Despite the diverging objectives of predictive modeling versus explanatory modeling, i.e., predicting $Y$ versus understanding $f$ , the respective methods are not necessarily incompatible. In our map, this is suggested by the blue boxes that gradually fade out as they cross the boundaries and extend beyond their “home” quadrant. However, the best-performing modeling approaches do rarely serve predictive and explanatory purposes equally well. In many situations, the optimal fit-for-purpose models remain very distinct from each other. In fact, Shmueli (2010) has shown that a structurally “less true” model can yield better predictive performance than the “true” explanatory model.

We should also point out that recent advances in machine learning and data mining have mostly occurred in Quadrant 2 and disproportionately benefited predictive modeling. Unfortunately, most machine-learned models are remarkably difficult to interpret in terms of their structural meaning, so new theories are rarely generated this way. For instance, the well-known Netflix Prize competition produced well-performing predictive models but yielded little explanatory insight into the structural drivers of choice behavior.

Conversely, in Quadrant 4, developing explanatory models through machine learning remains challenging. Unlike in Quadrant 2, having an ever-increasing amount of data does not necessarily aid in discovering theory via machine learning.

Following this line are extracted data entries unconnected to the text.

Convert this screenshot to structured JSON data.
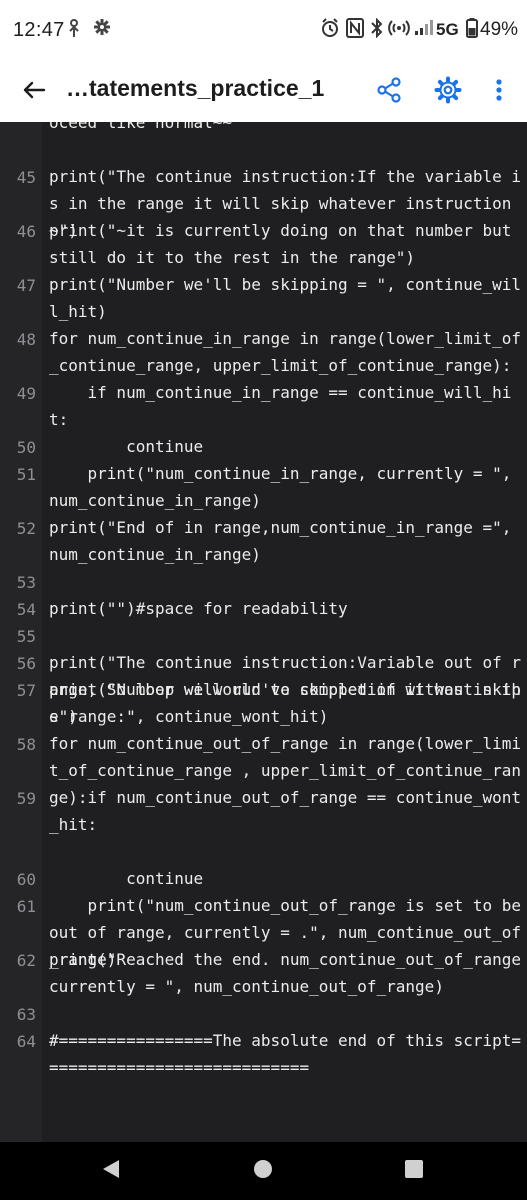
{
  "status_bar": {
    "time": "12:47",
    "network": "5G",
    "battery": "49%"
  },
  "app_bar": {
    "title": "…tatements_practice_1"
  },
  "code": [
    {
      "ln": "",
      "text": "oceed like normal~~"
    },
    {
      "ln": "45",
      "text": "print(\"The continue instruction:If the variable is in the range it will skip whatever instruction~\")"
    },
    {
      "ln": "46",
      "text": "print(\"~it is currently doing on that number but still do it to the rest in the range\")"
    },
    {
      "ln": "47",
      "text": "print(\"Number we'll be skipping = \", continue_will_hit)"
    },
    {
      "ln": "48",
      "text": "for num_continue_in_range in range(lower_limit_of_continue_range, upper_limit_of_continue_range):"
    },
    {
      "ln": "49",
      "text": "    if num_continue_in_range == continue_will_hit:"
    },
    {
      "ln": "50",
      "text": "        continue"
    },
    {
      "ln": "51",
      "text": "    print(\"num_continue_in_range, currently = \", num_continue_in_range)"
    },
    {
      "ln": "52",
      "text": "print(\"End of in range,num_continue_in_range =\", num_continue_in_range)"
    },
    {
      "ln": "53",
      "text": ""
    },
    {
      "ln": "54",
      "text": "print(\"\")#space for readability"
    },
    {
      "ln": "55",
      "text": ""
    },
    {
      "ln": "56",
      "text": "print(\"The continue instruction:Variable out of range, So loop will run to completion without skips\")"
    },
    {
      "ln": "57",
      "text": "print(\"Number we would've skipped if it was in the range:\", continue_wont_hit)"
    },
    {
      "ln": "58",
      "text": "for num_continue_out_of_range in range(lower_limit_of_continue_range , upper_limit_of_continue_range):"
    },
    {
      "ln": "59",
      "text": "    if num_continue_out_of_range == continue_wont_hit:"
    },
    {
      "ln": "60",
      "text": "        continue"
    },
    {
      "ln": "61",
      "text": "    print(\"num_continue_out_of_range is set to be out of range, currently = .\", num_continue_out_of_range)"
    },
    {
      "ln": "62",
      "text": "print(\"Reached the end. num_continue_out_of_range currently = \", num_continue_out_of_range)"
    },
    {
      "ln": "63",
      "text": ""
    },
    {
      "ln": "64",
      "text": "#================The absolute end of this script============================"
    }
  ],
  "colors": {
    "editor_bg": "#1f1f22",
    "gutter_bg": "#252528",
    "line_number": "#8f8f95",
    "code_text": "#ececec",
    "accent": "#1a73e8",
    "app_bar_bg": "#ffffff"
  }
}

Bayesian Networks: Theory and Data

Concerning the horizontal division between Theory and Data on the Model Source axis, Bayesian networks have a special characteristic. Bayesian networks can be built from human knowledge, i.e., from Theory, or they can be machine-learned from Data. Thus, they can use the entire spectrum as a Model Source.

Due to their graphical structure, machine-learned Bayesian networks are visually interpretable, which promotes human learning and theory building. As shown by the bidirectional arc in the following diagram, Bayesian networks enable human and machine learning to work together. In other words, Bayesian networks can be developed through a combination of human and artificial intelligence.

Click to Zoom

Bayesian Networks: Association and Causation

Beyond crossing the boundaries between Theory and Data, Bayesian networks also have special qualities concerning causality. Under certain conditions and with specific theory-driven assumptions, Bayesian networks facilitate causal inference. In fact, Bayesian network models can cover the entire range from Association/Correlation to Causation, spanning the entire x-axis of the map below. In practice, this means that we can add causal assumptions to an existing non-causal network and, thus, create a causal Bayesian network. This is particularly important when we try to simulate an intervention in a domain, such as estimating the effects of a treatment. Working with a causal model is imperative in this context, and Bayesian networks help us make that transition.

Click to Zoom

As a result, Bayesian networks are a versatile modeling framework suitable for many problem domains. The mathematical formalism underpinning the Bayesian network paradigm will be presented in the next chapter.